Indiscutíblemente Crime of the Century es una de las mayores obras de música que se han podido hacer nunca. Fue un disco grabado en un gran año, 1973, un año antes de que saliese al mercado otra inmensa obra, The Dark Side of the Moon, de Pink Floyd, y el mismo año de discos como Aladdin Sane, de David Bowie; Goats Head Soup, de The Rolling Stones; Closing Times, de un recién incorporado al mundo de la música Tom Waits o Greetings from Asbury Park, N.J., de un también recién incorporado Bruce Springsteen, por nombrar algunos. Gran parte del mérito de este disco y del éxito de Supertramp la tuvo Ken Scott (productor del disco junto a los miembros de la banda), que ha producido álbumes a David Bowie, entre ellos, el nombrado anteriormente. La primera mitad de la década de los 70 pasan a engrosar una de las mejores épocas de la música y del rock progresivo, y en 1973 había nacido una constelación, Supertramp.

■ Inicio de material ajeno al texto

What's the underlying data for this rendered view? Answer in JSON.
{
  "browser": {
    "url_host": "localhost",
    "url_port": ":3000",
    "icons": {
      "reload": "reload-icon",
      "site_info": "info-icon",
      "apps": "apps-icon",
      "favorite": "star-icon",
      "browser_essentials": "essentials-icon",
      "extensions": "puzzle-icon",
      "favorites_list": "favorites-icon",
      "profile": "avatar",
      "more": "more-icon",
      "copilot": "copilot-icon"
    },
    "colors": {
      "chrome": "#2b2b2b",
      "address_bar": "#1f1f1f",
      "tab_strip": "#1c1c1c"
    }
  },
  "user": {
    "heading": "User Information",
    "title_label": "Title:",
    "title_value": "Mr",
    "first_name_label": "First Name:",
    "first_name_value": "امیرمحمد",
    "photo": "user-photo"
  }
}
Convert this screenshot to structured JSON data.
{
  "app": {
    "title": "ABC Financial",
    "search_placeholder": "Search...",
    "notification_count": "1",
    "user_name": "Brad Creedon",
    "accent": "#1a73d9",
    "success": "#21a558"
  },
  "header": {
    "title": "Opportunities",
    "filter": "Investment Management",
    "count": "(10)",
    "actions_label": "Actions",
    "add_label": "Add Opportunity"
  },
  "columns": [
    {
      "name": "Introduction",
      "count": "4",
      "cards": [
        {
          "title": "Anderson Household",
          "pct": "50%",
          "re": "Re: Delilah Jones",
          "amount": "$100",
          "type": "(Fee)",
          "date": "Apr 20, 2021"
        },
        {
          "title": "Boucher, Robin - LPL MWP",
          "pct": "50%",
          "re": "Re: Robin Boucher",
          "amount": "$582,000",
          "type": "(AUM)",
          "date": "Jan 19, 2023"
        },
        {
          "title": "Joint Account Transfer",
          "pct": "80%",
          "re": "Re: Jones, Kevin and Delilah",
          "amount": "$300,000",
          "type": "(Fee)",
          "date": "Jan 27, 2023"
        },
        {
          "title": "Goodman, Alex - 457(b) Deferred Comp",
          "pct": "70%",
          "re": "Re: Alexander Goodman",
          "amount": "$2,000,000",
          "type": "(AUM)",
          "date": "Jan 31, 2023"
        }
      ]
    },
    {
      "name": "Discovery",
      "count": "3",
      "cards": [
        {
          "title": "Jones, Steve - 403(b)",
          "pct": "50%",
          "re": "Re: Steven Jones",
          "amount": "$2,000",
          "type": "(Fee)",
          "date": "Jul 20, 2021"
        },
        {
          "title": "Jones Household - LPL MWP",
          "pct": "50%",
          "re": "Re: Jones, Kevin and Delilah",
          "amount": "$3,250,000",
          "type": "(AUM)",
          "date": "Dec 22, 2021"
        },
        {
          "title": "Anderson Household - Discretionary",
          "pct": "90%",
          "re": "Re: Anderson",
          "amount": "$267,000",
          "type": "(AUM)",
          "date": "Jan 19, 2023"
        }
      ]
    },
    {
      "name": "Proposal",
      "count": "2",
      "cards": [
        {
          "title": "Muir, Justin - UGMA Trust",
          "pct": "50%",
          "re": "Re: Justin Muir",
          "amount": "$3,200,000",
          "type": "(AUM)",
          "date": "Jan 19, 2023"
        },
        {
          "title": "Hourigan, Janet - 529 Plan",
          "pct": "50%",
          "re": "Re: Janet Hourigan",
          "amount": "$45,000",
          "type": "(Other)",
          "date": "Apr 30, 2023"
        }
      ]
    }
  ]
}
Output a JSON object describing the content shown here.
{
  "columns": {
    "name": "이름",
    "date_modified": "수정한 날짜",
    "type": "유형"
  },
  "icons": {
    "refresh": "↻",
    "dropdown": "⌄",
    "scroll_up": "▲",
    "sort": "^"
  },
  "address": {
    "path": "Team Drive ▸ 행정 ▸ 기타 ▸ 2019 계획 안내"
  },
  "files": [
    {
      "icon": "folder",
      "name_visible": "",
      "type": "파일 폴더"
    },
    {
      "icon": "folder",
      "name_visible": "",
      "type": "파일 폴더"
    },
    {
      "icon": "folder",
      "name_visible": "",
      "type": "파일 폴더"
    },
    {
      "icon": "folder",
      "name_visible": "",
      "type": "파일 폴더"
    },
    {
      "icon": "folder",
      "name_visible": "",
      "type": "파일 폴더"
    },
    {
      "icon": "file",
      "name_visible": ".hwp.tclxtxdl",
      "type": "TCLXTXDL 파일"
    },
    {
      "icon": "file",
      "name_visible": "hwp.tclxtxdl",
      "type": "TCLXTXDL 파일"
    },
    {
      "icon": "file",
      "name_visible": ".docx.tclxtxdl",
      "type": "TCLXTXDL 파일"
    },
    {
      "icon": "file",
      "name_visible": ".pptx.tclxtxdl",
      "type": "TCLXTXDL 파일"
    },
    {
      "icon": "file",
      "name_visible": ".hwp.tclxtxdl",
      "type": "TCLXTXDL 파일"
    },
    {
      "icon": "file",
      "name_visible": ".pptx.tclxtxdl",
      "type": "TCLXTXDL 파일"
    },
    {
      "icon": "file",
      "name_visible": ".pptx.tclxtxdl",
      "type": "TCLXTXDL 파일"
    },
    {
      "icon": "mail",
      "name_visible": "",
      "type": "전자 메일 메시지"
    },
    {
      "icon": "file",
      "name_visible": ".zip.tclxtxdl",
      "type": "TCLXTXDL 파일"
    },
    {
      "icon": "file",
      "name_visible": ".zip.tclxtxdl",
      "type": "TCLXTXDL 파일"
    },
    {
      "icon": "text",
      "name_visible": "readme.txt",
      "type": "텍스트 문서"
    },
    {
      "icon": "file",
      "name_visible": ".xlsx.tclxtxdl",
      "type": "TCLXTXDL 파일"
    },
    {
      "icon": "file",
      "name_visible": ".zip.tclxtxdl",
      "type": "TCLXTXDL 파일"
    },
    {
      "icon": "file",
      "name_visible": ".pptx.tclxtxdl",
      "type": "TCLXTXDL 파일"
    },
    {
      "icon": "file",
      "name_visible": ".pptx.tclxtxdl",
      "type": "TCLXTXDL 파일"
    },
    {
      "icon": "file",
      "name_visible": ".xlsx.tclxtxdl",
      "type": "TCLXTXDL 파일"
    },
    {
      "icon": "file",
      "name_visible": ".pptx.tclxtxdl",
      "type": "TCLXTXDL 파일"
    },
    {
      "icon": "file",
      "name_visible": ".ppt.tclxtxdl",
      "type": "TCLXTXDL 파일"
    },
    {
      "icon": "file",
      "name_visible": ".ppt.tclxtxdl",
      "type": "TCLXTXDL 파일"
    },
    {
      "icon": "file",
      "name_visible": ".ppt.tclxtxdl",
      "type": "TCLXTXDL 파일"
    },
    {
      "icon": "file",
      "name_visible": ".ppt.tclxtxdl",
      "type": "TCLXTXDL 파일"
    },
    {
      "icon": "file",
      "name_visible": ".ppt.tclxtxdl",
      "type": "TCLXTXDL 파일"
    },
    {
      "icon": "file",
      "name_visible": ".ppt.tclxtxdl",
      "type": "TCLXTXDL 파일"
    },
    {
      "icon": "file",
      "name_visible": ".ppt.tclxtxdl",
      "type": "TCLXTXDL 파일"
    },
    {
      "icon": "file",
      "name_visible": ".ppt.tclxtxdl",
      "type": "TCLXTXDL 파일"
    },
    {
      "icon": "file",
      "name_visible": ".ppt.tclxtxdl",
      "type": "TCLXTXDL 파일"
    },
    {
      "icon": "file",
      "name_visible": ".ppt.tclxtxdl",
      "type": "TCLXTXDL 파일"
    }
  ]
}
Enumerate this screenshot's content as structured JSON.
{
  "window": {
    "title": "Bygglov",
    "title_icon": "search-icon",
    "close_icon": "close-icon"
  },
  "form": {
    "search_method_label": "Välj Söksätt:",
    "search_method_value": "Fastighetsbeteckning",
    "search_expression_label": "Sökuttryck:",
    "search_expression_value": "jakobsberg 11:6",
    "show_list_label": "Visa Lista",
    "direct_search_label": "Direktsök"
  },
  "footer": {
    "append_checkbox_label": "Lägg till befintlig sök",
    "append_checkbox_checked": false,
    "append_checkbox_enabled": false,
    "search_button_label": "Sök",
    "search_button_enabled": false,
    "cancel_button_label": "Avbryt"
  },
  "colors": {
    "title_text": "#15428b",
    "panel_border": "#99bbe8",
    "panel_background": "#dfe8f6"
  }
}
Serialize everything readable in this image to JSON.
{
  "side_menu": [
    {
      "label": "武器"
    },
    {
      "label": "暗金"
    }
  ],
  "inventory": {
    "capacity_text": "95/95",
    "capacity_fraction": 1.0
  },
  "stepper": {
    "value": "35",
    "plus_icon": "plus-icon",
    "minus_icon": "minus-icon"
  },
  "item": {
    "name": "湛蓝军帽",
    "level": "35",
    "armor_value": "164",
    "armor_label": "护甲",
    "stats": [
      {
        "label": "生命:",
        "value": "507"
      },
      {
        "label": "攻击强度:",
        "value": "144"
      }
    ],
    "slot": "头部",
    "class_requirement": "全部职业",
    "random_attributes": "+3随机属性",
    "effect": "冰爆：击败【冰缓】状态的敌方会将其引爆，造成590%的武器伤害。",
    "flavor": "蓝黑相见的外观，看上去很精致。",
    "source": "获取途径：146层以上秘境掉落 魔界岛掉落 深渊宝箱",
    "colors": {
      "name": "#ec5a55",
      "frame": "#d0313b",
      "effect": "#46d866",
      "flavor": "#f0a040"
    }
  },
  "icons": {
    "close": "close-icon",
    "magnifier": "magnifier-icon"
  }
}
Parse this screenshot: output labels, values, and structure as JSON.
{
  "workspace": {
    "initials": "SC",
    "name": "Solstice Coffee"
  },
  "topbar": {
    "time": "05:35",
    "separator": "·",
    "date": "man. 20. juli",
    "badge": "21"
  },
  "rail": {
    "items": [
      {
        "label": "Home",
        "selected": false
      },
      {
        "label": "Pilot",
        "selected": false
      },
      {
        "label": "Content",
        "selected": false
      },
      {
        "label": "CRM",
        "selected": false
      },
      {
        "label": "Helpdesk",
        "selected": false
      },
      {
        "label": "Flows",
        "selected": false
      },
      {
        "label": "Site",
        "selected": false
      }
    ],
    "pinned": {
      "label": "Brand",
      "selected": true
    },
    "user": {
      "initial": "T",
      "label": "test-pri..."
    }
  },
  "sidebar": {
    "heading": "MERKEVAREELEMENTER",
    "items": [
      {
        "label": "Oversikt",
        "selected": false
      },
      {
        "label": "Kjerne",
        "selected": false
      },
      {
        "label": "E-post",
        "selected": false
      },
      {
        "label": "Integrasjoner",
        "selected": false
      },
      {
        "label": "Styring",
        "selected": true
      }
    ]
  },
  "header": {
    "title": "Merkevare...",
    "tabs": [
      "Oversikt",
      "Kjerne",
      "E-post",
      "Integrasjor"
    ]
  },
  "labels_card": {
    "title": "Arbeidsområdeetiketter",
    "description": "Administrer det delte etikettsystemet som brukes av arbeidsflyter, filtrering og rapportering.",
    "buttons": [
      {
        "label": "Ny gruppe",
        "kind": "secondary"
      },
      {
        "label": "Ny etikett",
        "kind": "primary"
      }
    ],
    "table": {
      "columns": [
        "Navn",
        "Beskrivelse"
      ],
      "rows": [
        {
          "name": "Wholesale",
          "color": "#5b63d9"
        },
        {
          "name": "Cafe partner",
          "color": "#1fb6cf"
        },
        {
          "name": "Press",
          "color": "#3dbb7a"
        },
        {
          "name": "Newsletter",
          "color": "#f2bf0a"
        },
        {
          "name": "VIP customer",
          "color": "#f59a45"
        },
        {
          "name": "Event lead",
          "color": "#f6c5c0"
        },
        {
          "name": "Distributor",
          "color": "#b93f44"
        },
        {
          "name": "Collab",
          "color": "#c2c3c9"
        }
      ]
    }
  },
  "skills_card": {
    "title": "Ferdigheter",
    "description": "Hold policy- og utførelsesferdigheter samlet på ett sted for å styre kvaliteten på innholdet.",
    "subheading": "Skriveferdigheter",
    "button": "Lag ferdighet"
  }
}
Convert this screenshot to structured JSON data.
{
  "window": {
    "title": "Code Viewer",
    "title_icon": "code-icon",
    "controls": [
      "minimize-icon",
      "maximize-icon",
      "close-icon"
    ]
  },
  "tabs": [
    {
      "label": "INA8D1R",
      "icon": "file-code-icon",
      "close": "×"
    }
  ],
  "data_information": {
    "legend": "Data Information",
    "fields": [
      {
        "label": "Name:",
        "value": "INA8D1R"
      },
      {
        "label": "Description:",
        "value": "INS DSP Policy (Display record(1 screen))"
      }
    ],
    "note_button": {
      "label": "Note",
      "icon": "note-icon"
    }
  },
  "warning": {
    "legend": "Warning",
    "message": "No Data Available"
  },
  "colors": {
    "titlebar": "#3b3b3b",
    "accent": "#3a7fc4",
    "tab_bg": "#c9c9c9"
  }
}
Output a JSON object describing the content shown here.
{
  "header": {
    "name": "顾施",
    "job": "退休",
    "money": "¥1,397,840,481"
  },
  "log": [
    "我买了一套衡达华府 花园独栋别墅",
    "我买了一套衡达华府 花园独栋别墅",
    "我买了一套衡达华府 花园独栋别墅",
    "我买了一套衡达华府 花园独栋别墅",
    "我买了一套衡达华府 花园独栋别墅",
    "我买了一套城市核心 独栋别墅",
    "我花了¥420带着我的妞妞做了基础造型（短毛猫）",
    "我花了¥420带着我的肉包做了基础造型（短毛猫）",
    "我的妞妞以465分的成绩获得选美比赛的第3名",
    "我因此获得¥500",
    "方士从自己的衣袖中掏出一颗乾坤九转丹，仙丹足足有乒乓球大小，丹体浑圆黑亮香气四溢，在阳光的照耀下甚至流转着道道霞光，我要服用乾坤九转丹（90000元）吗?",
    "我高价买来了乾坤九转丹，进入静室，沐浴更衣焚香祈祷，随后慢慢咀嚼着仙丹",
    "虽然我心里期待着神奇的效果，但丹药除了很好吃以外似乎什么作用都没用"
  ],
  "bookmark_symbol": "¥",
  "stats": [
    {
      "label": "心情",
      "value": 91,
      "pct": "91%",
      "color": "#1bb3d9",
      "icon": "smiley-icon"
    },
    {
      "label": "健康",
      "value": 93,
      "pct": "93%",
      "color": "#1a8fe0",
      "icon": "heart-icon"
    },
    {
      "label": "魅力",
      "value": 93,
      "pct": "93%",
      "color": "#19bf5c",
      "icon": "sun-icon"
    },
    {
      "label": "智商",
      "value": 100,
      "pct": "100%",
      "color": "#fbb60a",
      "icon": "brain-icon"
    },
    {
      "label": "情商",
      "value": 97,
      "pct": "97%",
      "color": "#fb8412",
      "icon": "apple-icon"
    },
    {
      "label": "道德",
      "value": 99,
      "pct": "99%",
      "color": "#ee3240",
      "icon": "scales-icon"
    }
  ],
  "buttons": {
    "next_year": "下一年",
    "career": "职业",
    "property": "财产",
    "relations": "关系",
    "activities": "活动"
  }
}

“Los actores y bufones están aquí. El escenario esta oscuro y despejado para subir el telón y nadie esta seguro de quien es la obra. […] Tratamos de cantarle al amor antes de que el escenario se derrumbara. Si todos estuvieran escuchando, sabes, existiría una posibilidad de que pudiéramos salvar la funcion. ¿Quién será el último bufón que derribará el teatro? Oh no, por favor, no, no dejes que caiga el telon. ¿Pues bien, cual es tu traje de hoy? ¿Cuales son los accesorios en tu obra? Estás actuando una parte la cual pensaste desde el comienzo, fue muy honesto. […] Ve a aprenderte de nuevo tus textos, no sabes lo que has hecho, el final ha comenzado. ¡Si todos estuvieran escuchando…!”

Fragmento seleccionado de If Everyone was Listening.